Maximizing Your
Creative Thinker Talent
- Balance
current and future customer needs. It is easy to be tied
down with day-to-day business management and focused on delivering what
your customers expect from you. Set aside time to disconnect from the
present, and feed your creativity to imagine your customers’ future needs.
This will help you dream and plan for the future and maintain your
competitive advantage.
- Use
measurement to evaluate your ideas. When weighing which
idea to implement, ask yourself, “How can we measure this?” Pick ideas
apart to identify issues that could crop up during implementation. If the
results show that a project isn’t viable, then modify or abandon the idea
and move on to the next one.
- Minimize
potential pitfalls by releasing your new product or service incrementally. Implementing
new ideas is risky. Iteration is key. Launch the prototype, gather
feedback from customers, make necessary changes, and test again. Using
this low-cost approach, you can turn your novel and creative ideas into
products or services without much potential downside.
- Maintain
a simple organizational structure. Fewer layers of
hierarchy will enable easier information flow between you and your team. A
simple organizational structure will also increase employee involvement in
implementing ideas, encourage employees’ creativity, and lead to quicker
execution and understanding of new ideas.
- Balance
efficiency with creativity. Process management
techniques, such as total quality management or Six Sigma, which can
increase your growing company’s efficiency and productivity, are also
likely to decrease your ability to innovate. Don’t let
efficiency-enhancing practices act as barriers to exploring new ideas.
Nurture your natural creativity. Continue to invest in new ideas as you
increase operational efficiency.
- Mobilize
resources to fuel your innovation process.

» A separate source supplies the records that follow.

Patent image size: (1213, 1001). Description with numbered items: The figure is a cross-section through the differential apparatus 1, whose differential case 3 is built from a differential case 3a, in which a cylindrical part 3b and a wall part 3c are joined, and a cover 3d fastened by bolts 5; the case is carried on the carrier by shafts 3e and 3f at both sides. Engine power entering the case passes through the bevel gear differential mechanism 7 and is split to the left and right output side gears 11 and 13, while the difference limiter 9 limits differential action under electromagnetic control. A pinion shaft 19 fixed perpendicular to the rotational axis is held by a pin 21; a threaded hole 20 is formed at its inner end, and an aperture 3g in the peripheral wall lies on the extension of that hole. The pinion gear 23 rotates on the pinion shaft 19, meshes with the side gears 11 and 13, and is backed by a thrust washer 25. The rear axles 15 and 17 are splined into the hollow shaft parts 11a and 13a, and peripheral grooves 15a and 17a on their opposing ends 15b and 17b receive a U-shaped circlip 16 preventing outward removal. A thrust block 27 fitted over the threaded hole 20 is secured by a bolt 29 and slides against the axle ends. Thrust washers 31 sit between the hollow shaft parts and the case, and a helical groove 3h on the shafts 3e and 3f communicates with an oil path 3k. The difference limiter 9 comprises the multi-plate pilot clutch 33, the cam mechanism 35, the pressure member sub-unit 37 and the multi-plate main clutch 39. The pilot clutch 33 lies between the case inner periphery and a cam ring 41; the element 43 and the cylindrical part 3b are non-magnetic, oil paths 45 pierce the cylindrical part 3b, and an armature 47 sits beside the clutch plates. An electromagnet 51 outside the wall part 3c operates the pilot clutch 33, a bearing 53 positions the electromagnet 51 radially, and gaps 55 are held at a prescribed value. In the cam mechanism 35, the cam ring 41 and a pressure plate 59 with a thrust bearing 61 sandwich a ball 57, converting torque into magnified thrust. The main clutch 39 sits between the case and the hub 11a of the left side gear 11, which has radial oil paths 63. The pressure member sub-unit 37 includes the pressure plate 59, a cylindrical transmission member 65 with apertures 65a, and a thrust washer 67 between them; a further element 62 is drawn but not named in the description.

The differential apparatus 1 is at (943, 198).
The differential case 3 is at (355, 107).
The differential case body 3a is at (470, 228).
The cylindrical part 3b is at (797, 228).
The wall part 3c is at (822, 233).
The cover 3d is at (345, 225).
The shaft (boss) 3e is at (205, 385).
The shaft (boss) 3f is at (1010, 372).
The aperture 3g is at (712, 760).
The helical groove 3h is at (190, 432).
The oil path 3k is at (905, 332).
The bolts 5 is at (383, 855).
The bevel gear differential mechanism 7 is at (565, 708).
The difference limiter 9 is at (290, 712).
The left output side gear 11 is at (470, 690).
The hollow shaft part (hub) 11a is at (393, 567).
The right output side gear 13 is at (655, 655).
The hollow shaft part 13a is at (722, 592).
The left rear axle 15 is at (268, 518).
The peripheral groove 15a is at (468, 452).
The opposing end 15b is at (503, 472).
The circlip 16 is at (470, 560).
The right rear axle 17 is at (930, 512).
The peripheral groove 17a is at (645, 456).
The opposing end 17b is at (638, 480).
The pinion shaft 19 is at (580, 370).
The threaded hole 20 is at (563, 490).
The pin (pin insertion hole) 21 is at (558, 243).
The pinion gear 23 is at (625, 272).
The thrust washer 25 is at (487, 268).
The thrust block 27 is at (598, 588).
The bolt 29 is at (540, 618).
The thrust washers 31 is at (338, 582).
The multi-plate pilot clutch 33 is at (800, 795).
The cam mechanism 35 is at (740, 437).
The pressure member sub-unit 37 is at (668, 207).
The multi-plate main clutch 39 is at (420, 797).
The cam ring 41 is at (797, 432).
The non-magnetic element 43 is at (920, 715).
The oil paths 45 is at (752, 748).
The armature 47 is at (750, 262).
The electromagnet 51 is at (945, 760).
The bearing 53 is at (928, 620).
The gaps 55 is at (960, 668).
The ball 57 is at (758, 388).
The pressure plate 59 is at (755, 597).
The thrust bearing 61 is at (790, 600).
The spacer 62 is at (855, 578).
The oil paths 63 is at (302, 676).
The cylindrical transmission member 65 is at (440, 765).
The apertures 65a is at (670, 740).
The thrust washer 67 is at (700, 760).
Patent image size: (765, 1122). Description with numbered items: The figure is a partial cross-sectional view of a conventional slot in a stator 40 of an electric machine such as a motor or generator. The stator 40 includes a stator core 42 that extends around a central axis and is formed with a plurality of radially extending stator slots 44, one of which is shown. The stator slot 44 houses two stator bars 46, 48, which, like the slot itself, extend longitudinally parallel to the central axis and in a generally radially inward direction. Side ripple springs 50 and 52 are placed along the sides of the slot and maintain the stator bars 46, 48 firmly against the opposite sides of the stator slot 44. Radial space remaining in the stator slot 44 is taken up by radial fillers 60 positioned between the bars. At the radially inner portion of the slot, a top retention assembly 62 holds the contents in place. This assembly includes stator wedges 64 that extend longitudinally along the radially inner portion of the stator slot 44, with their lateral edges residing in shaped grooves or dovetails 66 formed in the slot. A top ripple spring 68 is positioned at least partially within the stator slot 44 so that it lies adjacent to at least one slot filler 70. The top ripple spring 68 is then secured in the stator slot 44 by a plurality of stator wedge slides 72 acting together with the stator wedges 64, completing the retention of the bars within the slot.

You need two things for successful innovation: diverse experiences that
spark your creativity and resources to drive the innovation process. Tap
in to your existing network or build new alliances internally and
externally to stimulate your creativity and access shared resources.
- Learn
from your failures. When carefully planned new
initiatives fail, the potential to learn from them is immense. Don’t let
this learning opportunity go to waste. Conduct a post-mortem, make sense
of what happened, and add what you have learned to your knowledge base.
Fostering intelligent failures will help you learn what
not to do as you dream about the future.
The 10 Talents of
Successful Entrepreneurs
When Gallup studied entrepreneurial talent, we found a
tremendous variety of behaviors among successful entrepreneurs. But after
analyzing the data and listening to hours of interviews, we distilled
everything down to a list of 10 talents that influence behaviors and
best explain success in an entrepreneurial role. Every entrepreneur uses some
mix of these 10 talents to start or grow a business:
- Business
Focus: You make decisions based on observed
or anticipated effect on profit.
- Confidence: You
accurately know yourself and understand others.
- Creative
Thinker: You exhibit creativity in taking an
existing idea or product and turning it into something better.
- Delegator: You
recognize that you cannot do everything and are willing to contemplate a
shift in style and control.
- Determination: You
persevere through difficult, even seemingly insurmountable, obstacles.
- Independent: You
are prepared to do whatever needs to be done to build a successful
venture.
- Knowledge-Seeker: You
constantly search for information that is relevant to growing your
business.
- Promoter: You
are the best spokesperson for the business.
- Relationship-Builder: You
have high social awareness and an ability to build relationships that are
beneficial for the firm’s survival and growth.
- Risk-Taker: You
instinctively know how to manage high-risk situations.
These 10 talents don’t address every factor that
affects business success. Non-personality variables such as skills, knowledge,
and experience along with a host of external factors play a role in determining
business success and must be taken into consideration when theorizing on
business creation and success. But these 10 talents explain a large part of
entrepreneurial success and cannot and should not be ignored. Understanding and
acknowledging your inherent talents gives you the best chance at success.